Tramite queste sostanze gli orsi possono conoscere una serie di informazioni su gli altri esemplari, come il sesso, l’età e lo stato di salute. “Se le persone tramite lo sguardo capiscono quando hanno di fronte un uomo piuttosto che una donna, se è giovane o vecchio, i plantigradi fanno affidamento sui feromoni per raccogliere le stesse informazioni”. In altre parole si può parlare di una sorta di carta d’identità chimica ma l’ipotesi avanzata dagli studiosi è che ogni esemplare secerna dei feromoni unici che lo identificano in maniera univoca. “Questo è solo un primo passo – sottolinea Guadagnini – di molti feromoni non sappiamo ancora con certezza a cosa servano ma la ricerca apre nuovi scenari e tante possibili applicazioni”.

 

In futuro queste sostanze potrebbero essere utilizzate per attrarre degli esemplari in particolare, con i feromoni di una femmina in calore si richiamano i maschi mentre i feromoni di un maschio adulto potrebbero tenere a distanza altri soggetti, magari allontanandoli da un allevamento.

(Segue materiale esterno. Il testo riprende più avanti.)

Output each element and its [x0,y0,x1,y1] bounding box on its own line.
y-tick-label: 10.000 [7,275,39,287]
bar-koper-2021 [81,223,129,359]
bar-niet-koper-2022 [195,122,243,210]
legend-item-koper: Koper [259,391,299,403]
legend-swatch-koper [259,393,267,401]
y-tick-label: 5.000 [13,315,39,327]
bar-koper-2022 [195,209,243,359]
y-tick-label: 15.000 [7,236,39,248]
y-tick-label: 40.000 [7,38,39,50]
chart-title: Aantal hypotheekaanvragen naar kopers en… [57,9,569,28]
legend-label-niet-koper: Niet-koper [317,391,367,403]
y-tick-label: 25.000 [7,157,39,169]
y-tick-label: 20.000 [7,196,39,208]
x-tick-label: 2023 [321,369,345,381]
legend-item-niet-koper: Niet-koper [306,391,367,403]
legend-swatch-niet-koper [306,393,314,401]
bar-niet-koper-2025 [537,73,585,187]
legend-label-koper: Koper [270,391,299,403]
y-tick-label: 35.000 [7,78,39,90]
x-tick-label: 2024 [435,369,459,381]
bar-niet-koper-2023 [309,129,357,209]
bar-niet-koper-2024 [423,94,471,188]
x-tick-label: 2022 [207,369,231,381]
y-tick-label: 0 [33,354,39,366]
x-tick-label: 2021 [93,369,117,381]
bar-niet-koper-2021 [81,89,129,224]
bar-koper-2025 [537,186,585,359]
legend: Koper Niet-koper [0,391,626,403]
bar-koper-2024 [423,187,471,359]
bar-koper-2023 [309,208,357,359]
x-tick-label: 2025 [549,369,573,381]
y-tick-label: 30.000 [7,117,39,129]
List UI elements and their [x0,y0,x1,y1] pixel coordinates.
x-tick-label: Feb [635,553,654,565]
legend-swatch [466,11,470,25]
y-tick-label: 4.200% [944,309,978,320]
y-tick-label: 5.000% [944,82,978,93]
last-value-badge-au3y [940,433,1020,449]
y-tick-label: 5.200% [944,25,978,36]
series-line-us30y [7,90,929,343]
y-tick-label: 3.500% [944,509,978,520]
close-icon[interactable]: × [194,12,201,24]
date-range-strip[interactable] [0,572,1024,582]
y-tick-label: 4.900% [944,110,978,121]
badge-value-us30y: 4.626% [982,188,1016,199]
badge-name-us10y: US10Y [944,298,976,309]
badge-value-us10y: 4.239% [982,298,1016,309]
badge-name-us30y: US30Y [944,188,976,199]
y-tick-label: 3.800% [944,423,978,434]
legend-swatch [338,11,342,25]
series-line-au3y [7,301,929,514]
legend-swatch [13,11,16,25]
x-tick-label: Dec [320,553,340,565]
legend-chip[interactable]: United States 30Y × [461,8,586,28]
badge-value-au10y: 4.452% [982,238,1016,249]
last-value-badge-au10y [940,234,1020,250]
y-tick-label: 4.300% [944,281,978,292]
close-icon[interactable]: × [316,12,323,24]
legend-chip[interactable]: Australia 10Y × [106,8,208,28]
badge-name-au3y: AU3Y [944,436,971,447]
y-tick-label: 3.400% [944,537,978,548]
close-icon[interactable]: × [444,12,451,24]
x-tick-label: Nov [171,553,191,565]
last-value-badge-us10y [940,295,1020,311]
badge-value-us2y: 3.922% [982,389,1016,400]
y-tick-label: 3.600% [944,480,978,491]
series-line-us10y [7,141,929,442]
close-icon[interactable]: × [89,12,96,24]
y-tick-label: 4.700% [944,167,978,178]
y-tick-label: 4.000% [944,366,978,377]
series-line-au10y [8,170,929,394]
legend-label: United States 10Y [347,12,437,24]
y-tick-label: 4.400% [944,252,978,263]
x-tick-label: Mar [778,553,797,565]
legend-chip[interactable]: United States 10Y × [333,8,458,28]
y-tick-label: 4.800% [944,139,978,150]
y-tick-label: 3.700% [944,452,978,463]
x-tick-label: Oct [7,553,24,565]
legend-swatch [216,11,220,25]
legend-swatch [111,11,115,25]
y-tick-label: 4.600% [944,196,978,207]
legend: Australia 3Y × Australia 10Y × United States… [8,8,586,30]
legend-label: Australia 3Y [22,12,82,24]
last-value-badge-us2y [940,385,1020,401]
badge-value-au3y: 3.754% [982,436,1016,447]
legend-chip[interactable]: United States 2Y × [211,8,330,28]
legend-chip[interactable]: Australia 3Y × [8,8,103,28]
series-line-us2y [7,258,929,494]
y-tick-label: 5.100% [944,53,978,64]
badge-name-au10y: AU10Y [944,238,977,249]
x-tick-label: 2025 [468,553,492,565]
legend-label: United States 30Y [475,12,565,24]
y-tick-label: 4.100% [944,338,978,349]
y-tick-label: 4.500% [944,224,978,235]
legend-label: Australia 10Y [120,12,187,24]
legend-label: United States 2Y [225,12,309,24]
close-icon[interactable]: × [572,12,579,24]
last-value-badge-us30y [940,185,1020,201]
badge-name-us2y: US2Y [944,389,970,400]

Questa non è fantascienza, in agricoltura trappole che sfruttano l’azione dei feromoni vengono già utilizzate con successo per mitigare l’impatto degli insetti nocivi sulle coltivazioni. “È vero – conclude il veterinario trentino – queste sono ancora soltanto delle teorie ma la nostra ricerca ha sicuramente il pregio di ampliare lo sguardo su campi finora inesplorati”.